For SEM services, please contact: ajbixler[at]berkeley.edu

Scanning electron microscope and extraterrestrial sample in the analytical services lab at the UC Berkeley Space Sciences Laboratory.

Inductively Coupled Plasma Analyses

We use a Thermo Fisher iCAP 6300 Duo instrument for inductively coupled plasma optical emission spectroscopy (ICP-OES), which analyzes up to 70 elements in aqueous solutions (dilute nitric or hydrochloric acid) at concentrations of parts per million (ppm) to parts per billion (ppb). It is routinely used for analyzing major/minor elements (Na through Ni) in extraterrestrial samples, but other elements can be easily added, or new methods can be set up for specific mixtures of elements. We generally use a quartz torch and quartz sample introduction system but have a Teflon spray chamber and a ceramic injection tube available for dilute HF solutions (up to 5%).

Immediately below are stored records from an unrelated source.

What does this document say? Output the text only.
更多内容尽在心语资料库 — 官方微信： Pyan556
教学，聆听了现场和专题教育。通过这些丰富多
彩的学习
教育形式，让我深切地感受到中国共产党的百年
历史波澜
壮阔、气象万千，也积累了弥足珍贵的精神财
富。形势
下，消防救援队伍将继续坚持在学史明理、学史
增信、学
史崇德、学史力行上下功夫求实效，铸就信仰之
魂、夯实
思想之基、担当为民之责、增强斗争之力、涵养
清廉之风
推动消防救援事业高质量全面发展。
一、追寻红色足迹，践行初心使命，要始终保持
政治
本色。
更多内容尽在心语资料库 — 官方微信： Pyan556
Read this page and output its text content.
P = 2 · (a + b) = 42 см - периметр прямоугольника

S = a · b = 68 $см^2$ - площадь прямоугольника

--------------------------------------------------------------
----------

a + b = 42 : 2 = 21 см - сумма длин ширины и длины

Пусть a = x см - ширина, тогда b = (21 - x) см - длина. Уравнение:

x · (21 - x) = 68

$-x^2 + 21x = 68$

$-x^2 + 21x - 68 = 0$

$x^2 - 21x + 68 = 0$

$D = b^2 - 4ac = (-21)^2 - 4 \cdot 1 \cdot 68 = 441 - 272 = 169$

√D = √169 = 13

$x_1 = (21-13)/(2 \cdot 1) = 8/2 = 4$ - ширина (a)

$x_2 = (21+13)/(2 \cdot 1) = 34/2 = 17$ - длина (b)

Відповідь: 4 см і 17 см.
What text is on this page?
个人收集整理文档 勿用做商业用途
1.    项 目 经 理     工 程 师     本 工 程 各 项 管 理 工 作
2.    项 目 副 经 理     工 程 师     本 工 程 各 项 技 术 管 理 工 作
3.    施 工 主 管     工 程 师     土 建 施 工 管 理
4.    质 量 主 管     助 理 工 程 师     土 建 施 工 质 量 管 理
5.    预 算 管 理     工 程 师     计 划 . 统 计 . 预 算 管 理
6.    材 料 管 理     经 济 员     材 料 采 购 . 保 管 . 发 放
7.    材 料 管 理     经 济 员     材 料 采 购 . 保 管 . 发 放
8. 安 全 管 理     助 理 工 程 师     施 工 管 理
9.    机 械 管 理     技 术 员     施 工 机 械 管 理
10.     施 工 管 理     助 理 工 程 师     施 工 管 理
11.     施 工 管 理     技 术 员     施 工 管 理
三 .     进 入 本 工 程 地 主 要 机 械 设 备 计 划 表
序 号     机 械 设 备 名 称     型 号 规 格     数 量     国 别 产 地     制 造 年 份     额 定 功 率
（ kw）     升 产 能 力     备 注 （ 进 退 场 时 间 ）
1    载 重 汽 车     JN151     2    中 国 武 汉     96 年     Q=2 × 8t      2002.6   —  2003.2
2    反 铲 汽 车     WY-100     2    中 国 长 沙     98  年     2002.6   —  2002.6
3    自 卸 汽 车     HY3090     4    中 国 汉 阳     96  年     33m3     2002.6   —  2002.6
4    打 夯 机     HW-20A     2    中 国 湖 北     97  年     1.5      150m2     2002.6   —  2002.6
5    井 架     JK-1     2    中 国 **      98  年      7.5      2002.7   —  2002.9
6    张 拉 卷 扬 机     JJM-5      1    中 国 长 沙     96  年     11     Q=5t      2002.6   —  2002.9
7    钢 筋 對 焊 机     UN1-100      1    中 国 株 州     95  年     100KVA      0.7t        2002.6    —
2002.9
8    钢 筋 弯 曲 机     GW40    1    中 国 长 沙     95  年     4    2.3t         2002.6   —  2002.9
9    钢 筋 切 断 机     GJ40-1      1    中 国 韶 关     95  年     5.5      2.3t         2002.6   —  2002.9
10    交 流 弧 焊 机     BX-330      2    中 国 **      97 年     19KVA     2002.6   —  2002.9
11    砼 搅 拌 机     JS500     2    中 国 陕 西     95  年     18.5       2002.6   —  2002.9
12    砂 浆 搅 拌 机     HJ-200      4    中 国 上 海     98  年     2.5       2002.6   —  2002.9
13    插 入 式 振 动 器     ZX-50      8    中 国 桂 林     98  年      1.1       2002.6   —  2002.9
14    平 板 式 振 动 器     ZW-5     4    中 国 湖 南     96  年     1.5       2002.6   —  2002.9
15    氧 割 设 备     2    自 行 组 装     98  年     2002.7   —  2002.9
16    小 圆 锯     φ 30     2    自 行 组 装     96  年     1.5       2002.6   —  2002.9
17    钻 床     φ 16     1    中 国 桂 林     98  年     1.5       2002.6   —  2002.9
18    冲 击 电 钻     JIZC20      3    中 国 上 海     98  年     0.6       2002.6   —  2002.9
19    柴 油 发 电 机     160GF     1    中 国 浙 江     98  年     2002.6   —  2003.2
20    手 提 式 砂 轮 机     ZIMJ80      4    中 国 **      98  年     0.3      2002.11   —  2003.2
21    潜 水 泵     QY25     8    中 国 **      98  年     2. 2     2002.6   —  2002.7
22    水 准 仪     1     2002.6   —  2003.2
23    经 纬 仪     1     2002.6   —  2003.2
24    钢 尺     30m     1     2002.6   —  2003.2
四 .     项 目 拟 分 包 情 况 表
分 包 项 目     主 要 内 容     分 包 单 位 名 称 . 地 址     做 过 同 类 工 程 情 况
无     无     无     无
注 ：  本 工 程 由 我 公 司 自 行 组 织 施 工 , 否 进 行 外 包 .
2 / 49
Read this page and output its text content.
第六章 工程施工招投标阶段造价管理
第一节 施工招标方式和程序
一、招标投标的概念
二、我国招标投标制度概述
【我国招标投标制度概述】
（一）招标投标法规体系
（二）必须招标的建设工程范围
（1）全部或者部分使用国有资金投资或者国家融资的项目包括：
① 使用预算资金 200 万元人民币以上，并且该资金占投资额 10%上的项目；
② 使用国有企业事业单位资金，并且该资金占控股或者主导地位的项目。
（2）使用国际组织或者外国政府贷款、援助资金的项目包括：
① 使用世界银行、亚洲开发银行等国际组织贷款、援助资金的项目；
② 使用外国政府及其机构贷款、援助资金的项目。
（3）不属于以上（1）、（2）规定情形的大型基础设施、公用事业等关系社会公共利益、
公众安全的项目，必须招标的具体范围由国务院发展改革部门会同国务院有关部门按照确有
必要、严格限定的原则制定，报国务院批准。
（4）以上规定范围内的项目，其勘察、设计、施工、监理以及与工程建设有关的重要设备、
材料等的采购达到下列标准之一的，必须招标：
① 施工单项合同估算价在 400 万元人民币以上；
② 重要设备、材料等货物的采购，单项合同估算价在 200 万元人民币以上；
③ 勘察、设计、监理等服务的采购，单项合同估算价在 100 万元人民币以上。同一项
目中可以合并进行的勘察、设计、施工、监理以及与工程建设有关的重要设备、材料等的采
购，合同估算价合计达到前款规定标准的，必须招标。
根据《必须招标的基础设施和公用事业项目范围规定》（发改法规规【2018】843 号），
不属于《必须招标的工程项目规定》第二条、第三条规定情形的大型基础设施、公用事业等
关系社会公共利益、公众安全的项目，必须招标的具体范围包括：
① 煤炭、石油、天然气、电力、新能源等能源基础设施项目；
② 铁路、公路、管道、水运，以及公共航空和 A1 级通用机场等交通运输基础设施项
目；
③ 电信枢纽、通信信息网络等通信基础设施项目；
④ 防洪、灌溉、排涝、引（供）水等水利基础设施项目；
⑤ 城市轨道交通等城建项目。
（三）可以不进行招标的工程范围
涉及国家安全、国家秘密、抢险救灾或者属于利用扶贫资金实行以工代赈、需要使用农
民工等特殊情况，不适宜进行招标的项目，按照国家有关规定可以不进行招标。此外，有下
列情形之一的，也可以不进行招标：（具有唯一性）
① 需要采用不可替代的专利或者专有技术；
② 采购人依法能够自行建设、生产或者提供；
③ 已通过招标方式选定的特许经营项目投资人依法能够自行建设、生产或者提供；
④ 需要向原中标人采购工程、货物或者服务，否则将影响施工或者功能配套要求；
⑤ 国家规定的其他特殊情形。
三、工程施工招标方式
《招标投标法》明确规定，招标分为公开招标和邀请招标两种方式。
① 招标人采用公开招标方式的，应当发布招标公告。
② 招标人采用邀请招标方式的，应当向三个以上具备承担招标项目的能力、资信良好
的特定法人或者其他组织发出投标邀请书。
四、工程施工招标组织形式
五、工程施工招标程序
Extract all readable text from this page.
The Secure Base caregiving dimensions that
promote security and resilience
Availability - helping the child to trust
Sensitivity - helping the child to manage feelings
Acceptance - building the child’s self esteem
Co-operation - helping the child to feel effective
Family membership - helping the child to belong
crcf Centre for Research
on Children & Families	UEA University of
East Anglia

We also use an Agilent 8800 Triple Quad ICP-MS instrument for analyzing major and trace elements in aqueous solutions at concentrations of parts per million (ppm) to parts per trillion (ppt). he instrument is equipped with a multipole-based collision/reaction cell (CRC), which eliminates molecular interferences by using a collision gas such as helium or hydrogen. Unlike the ICP-OES, this instrument is able to do isotopic measurements at a few permille precision.

For ICP services, please contact: kcwelten[at]berkeley.edu  &  ajbixler[at]berkeley.edu

Research Chemists performing chemical analysis in the analytical services lab at the UC Berkeley Space Sciences Laboratory.